Reintegration After Bone Marrow Transplantation
Article first published online: 24 DEC 2001
Volume 7, Issue 4, pages 190–197, July 1999
How to Cite
Baker, F., Zabora, J., Polland, A. and Wingard, J. (1999), Reintegration After Bone Marrow Transplantation. Cancer Practice, 7: 190–197. doi: 10.1046/j.1523-5394.1999.74005.x
- Issue published online: 24 DEC 2001
- Article first published online: 24 DEC 2001
- Bone marrow transplantation;
- Psychological adjustment;
- Quality of life;
- Survival, cancer
objectives: This study examines the problems of bone marrow transplantation (BMT) survivors in returning to “normal” life in the community after BMT.
materials and methods: Before being released from The Johns Hopkins Oncology Center, 84 recipients of BMT were interviewed regarding their quality of life and psychosocial adaptation. Survivors were reinterviewed at 6 months, and at 1 year post-BMT, producing considerable qualitative data regarding their problems in living. Eighty-four patients who had received BMT completed qualitative interviews and standardized measures before treatment, before the return home, and at 6 and 12 months post-BMT. The interviews were subjected to a content analysis methodology to establish units and categories to examine the body of material.

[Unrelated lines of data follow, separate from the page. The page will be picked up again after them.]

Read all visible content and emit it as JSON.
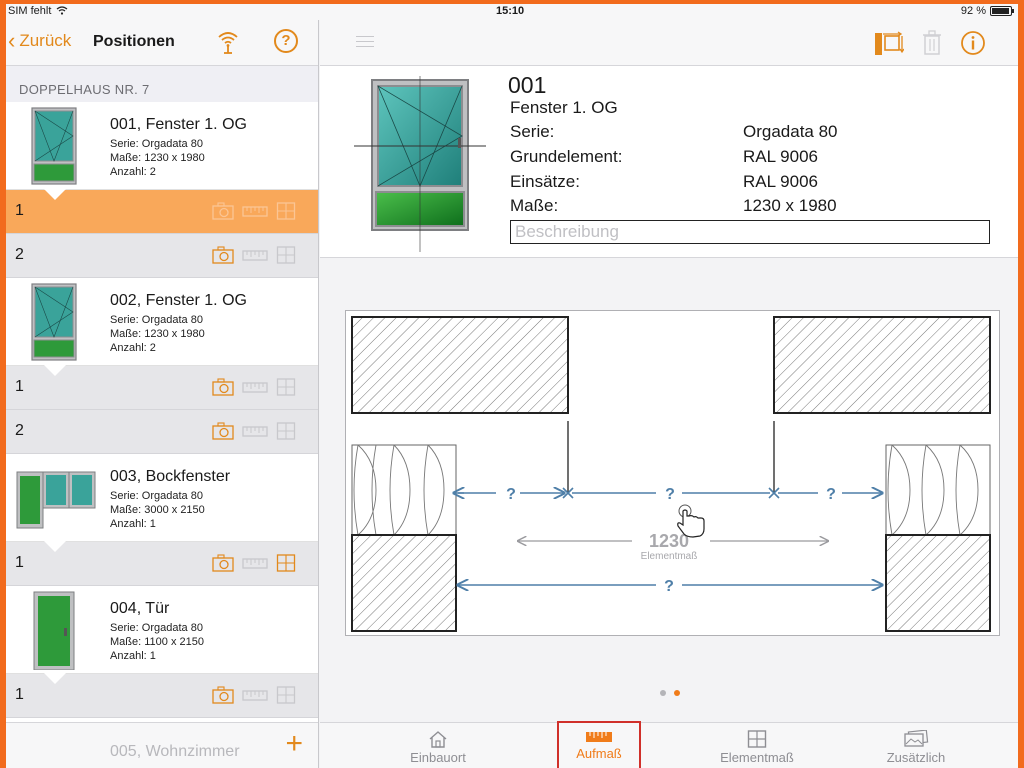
{
  "status_bar": {
    "carrier": "SIM fehlt",
    "time": "15:10",
    "battery": "92 %",
    "battery_fraction": 0.92
  },
  "left_nav": {
    "back_label": "Zurück",
    "title": "Positionen"
  },
  "section_title": "DOPPELHAUS NR. 7",
  "items": [
    {
      "title": "001, Fenster 1. OG",
      "serie": "Serie: Orgadata 80",
      "masse": "Maße: 1230 x 1980",
      "anzahl": "Anzahl: 2",
      "subs": [
        {
          "num": "1",
          "active": true
        },
        {
          "num": "2",
          "active": false
        }
      ]
    },
    {
      "title": "002, Fenster 1. OG",
      "serie": "Serie: Orgadata 80",
      "masse": "Maße: 1230 x 1980",
      "anzahl": "Anzahl: 2",
      "subs": [
        {
          "num": "1",
          "active": false
        },
        {
          "num": "2",
          "active": false
        }
      ]
    },
    {
      "title": "003, Bockfenster",
      "serie": "Serie: Orgadata 80",
      "masse": "Maße: 3000 x 2150",
      "anzahl": "Anzahl: 1",
      "subs": [
        {
          "num": "1",
          "active": false
        }
      ]
    },
    {
      "title": "004, Tür",
      "serie": "Serie: Orgadata 80",
      "masse": "Maße: 1100 x 2150",
      "anzahl": "Anzahl: 1",
      "subs": [
        {
          "num": "1",
          "active": false
        }
      ]
    }
  ],
  "peek_item": "005, Wohnzimmer",
  "detail": {
    "id": "001",
    "name": "Fenster 1. OG",
    "rows": [
      {
        "label": "Serie:",
        "value": "Orgadata 80"
      },
      {
        "label": "Grundelement:",
        "value": "RAL 9006"
      },
      {
        "label": "Einsätze:",
        "value": "RAL 9006"
      },
      {
        "label": "Maße:",
        "value": "1230 x 1980"
      }
    ],
    "description_placeholder": "Beschreibung"
  },
  "drawing": {
    "unknown_mark": "?",
    "element_width": "1230",
    "element_label": "Elementmaß"
  },
  "page_dots": {
    "count": 2,
    "active": 1
  },
  "tabs": [
    {
      "label": "Einbauort",
      "icon": "house-icon"
    },
    {
      "label": "Aufmaß",
      "icon": "ruler-icon"
    },
    {
      "label": "Elementmaß",
      "icon": "grid-icon"
    },
    {
      "label": "Zusätzlich",
      "icon": "photos-icon"
    }
  ],
  "colors": {
    "accent": "#e2891c",
    "active_row": "#f9a85a",
    "dimension_blue": "#4f7fa8",
    "glass": "#3aa39a",
    "panel_green": "#2e9a3a",
    "frame": "#9a9a9e",
    "device_border": "#f26b1d"
  }
}
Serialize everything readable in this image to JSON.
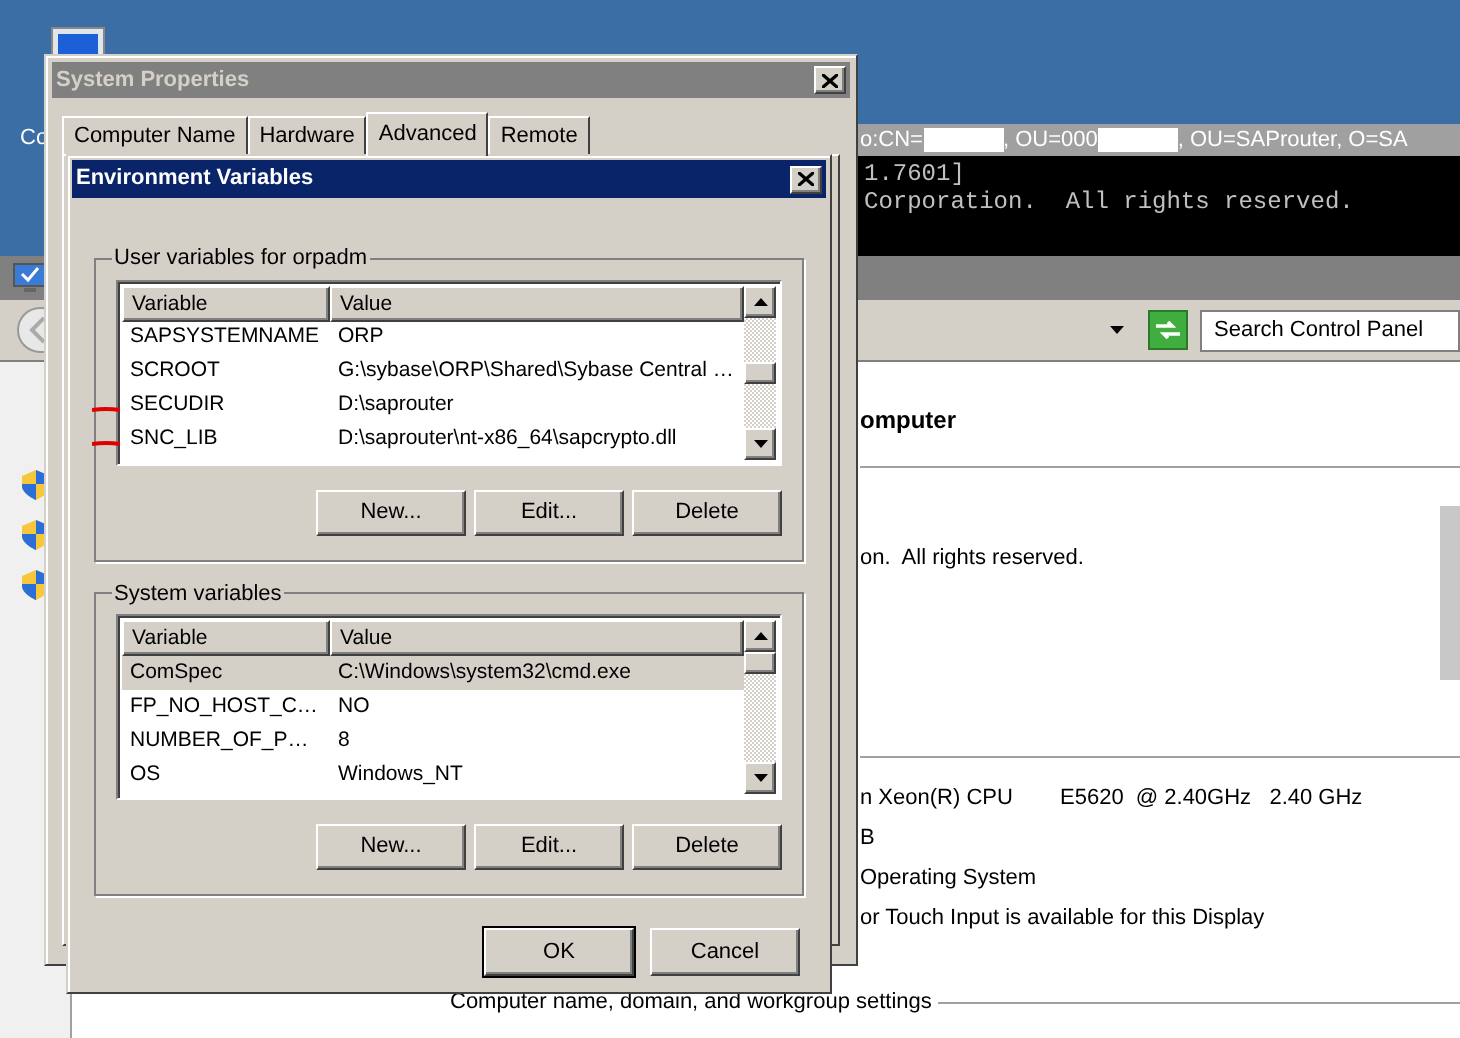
{
  "desktop": {
    "icon_label": "Co"
  },
  "console": {
    "title_parts": [
      "o:CN=",
      ", OU=000",
      ", OU=SAProuter, O=SA"
    ],
    "lines": [
      "1.7601]",
      "Corporation.  All rights reserved."
    ]
  },
  "control_panel": {
    "search": {
      "placeholder": "Search Control Panel"
    },
    "heading": "omputer",
    "copyright": "on.  All rights reserved.",
    "specs": [
      {
        "label": "n Xeon(R) CPU",
        "value": "E5620  @ 2.40GHz   2.40 GHz"
      },
      {
        "label": "B"
      },
      {
        "label": "Operating System"
      },
      {
        "label": "or Touch Input is available for this Display"
      }
    ],
    "section": "Computer name, domain, and workgroup settings"
  },
  "system_properties": {
    "title": "System Properties",
    "tabs": [
      {
        "label": "Computer Name",
        "selected": false
      },
      {
        "label": "Hardware",
        "selected": false
      },
      {
        "label": "Advanced",
        "selected": true
      },
      {
        "label": "Remote",
        "selected": false
      }
    ]
  },
  "env_dialog": {
    "title": "Environment Variables",
    "groups": [
      {
        "title": "User variables for orpadm",
        "columns": [
          "Variable",
          "Value"
        ],
        "rows": [
          {
            "variable": "SAPSYSTEMNAME",
            "value": "ORP",
            "selected": false,
            "marked": false
          },
          {
            "variable": "SCROOT",
            "value": "G:\\sybase\\ORP\\Shared\\Sybase Central …",
            "selected": false,
            "marked": false
          },
          {
            "variable": "SECUDIR",
            "value": "D:\\saprouter",
            "selected": false,
            "marked": true
          },
          {
            "variable": "SNC_LIB",
            "value": "D:\\saprouter\\nt-x86_64\\sapcrypto.dll",
            "selected": false,
            "marked": true
          }
        ],
        "buttons": [
          "New...",
          "Edit...",
          "Delete"
        ]
      },
      {
        "title": "System variables",
        "columns": [
          "Variable",
          "Value"
        ],
        "rows": [
          {
            "variable": "ComSpec",
            "value": "C:\\Windows\\system32\\cmd.exe",
            "selected": true,
            "marked": false
          },
          {
            "variable": "FP_NO_HOST_C…",
            "value": "NO",
            "selected": false,
            "marked": false
          },
          {
            "variable": "NUMBER_OF_P…",
            "value": "8",
            "selected": false,
            "marked": false
          },
          {
            "variable": "OS",
            "value": "Windows_NT",
            "selected": false,
            "marked": false
          }
        ],
        "buttons": [
          "New...",
          "Edit...",
          "Delete"
        ]
      }
    ],
    "buttons": [
      {
        "label": "OK",
        "default": true
      },
      {
        "label": "Cancel",
        "default": false
      }
    ]
  }
}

results: Content analysis of these interviews from the first year after BMT identified three areas of psychosocial morbidity: 1) physical problems, which included fatigue, appearance, troubles in eating, and physical restrictions; 2) psychological problems, which included fears about the future, sense of loss of control, anxiety, and depression; and 3) community reintegration problems, which included difficulty in returning to former social roles, separation from home, family, and friends, difficulty in resuming social relations, dealing with stigmatization, problems with family and children, and financial and employment difficulties.
conclusions: Identification of these problems for BMT survivors can be used to guide the development of specific materials and services to prepare recipients of BMTs and their families for life after the transplant. These qualitative results can also be used to direct the development of assessment tools to identify potential patient and family problems.